Der Absatz von Holz bereitet grosse Mühe. Im Gegensatz zum Sturmereignis Lothar 1999, wo ein Absatz ins Ausland noch möglich war, sei derzeit der Holzmarkt in ganz Europa gesättigt, die Lager übervoll. Nur ganz punktuell und regional sei es noch möglich, Käufer zu finden. Belastet sei nicht nur der Rundholzmarkt, sondern auch bei Industrie- und Energieholz bestünden wenig Absatzmöglichkeiten. «Es gibt schlicht keine Nachfrage mehr für die nun anfallenden grossen Mengen an Käferholz», weiss Siegrist.

Die Zeit drängt

Die Schilliger Holz AG, der grösste Schweizer Abnehmer, sei immer noch daran, Holz vom Wintersturm Burglind abzuführen. Sicher bis Juli, sagt Einkäufer Valentin Stäheli. «Anderseits brauchen wir auch laufend etwas Frischholz.» Schilliger sei durchaus bereit, frisches Käferholz zu übernehmen. Er weist aber auf zeitliche Engpässe hin. «Käferholz fällen und lagern ist das eine, abführen das andere. Beides muss schnell gehen, innert Wochen, sonst nimmt das Holz Schaden.» Stäheli plädiert dafür, kurzfristig Folgeschäden durch Käferholz zu vermeiden. Langfristig müsse mehr Schweizer Holz verwertet und die Kapazitäten erweitert werden können.
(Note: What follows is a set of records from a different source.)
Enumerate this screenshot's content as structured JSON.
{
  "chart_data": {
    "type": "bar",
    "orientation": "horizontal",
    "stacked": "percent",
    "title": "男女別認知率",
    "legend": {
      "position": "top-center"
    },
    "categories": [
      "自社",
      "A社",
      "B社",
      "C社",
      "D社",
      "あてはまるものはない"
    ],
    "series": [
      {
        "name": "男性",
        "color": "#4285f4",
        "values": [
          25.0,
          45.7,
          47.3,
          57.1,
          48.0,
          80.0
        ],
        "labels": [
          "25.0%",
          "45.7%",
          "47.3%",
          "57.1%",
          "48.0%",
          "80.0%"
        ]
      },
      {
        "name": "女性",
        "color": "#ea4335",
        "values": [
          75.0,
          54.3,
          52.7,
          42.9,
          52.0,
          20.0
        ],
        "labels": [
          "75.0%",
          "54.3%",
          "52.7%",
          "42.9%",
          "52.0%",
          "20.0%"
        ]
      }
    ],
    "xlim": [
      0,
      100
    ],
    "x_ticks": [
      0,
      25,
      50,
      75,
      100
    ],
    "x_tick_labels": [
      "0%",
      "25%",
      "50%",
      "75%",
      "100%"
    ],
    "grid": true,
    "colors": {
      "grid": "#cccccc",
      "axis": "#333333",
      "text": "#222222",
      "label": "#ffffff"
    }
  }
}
Auf die Klimawirkung der Waldpflege weist Lukas Gerig, Betriebsförster bei Wald Seetal Habsburg hin. «Wenn wir nichts machen, geht auch bei der CO2-Bindung nichts.»

Folgeschäden vermeiden

Auch Ruedi Gerber, Präsident Wald Luzern, rät dazu, befallene Käferbäume aus den Wäldern zu räumen. Die Folgeschäden würden ein Zehnfaches ausmachen. Allerdings sei es nicht einfach, dass Laien den Befall rechtzeitig erkennen könnten. Und die Förster seien derzeit angesichts der sich dramatisch häufenden Schäden schlicht überfordert, rechtzeitig zu reagieren. «Wenn die Rinde abfällt und die Bäume dürr sind, ist es bereits zu spät.» Solches Holz könne auch stehen gelassen werden. Dabei rücken aber Fragen der Sicherheit und der Erwartungen der Gesellschaft in den Vordergrund. «Die Bevölkerung wird sich wohl daran gewöhnen müssen, dass grössere Waldbestände einfach dürr und braun werden und stehen bleiben», meinte Ruedi Gerber. Das betreffe dann nicht mehr nur die Waldeigentümer, sondern Spaziergänger, Biker und viele weitere Waldnutzer.

Infos an Medien und Politik

«Wald Luzern» organisierte zusammen mit den Betriebsförstern der regionalen Waldorganisationen kurzfristig letzten Freitag einen Medientermin im Herzigwald bei Rain, um Politik und Bevölkerung wachzurütteln, wie Gerber betonte. Dabei war auch eine gewisse Ratlosigkeit und Ohnmacht spürbar.

«Wir haben keine Feuerwehr im Wald, die wäre jetzt wichtig«, meinte Gerber. Borkenkäfer frühzeitig zu bekämpfen wäre zwar sinnvoll, in einem überlasteten Holzmarkt sei das aber schwierig, und es stellten sich auch Fragen zur Finanzierung, meinte Bruno Röösli von der Luzerner Dienststelle Landwirtschaft und Wald Lawa. «Wenn die Natur nicht mitmacht, stossen alle Konzepte an Grenzen.»

Die Luzerner Waldwirtschaft rechnet in den nächsten Monaten mit dramatischen Schäden, vor allem in unteren Lagen. Für die Schutzwälder, die machen im Kanton Luzern ein Viertel der Waldfläche aus, stehe etwas Geld zur Verfügung. 1,2 Millionen Franken für Überwachung und Bekämpfung, erklärt Bruno Röösli von Lawa. Für die restlichen Wälder gibt es allerdings derzeit keine Unterstützung. Das möchten die Waldeigentümer ändern. Sie verweisen auf die Strategien in anderen Kantonen und wollen diesbezüglich auch im Luzerner Kantonsrat Druck machen.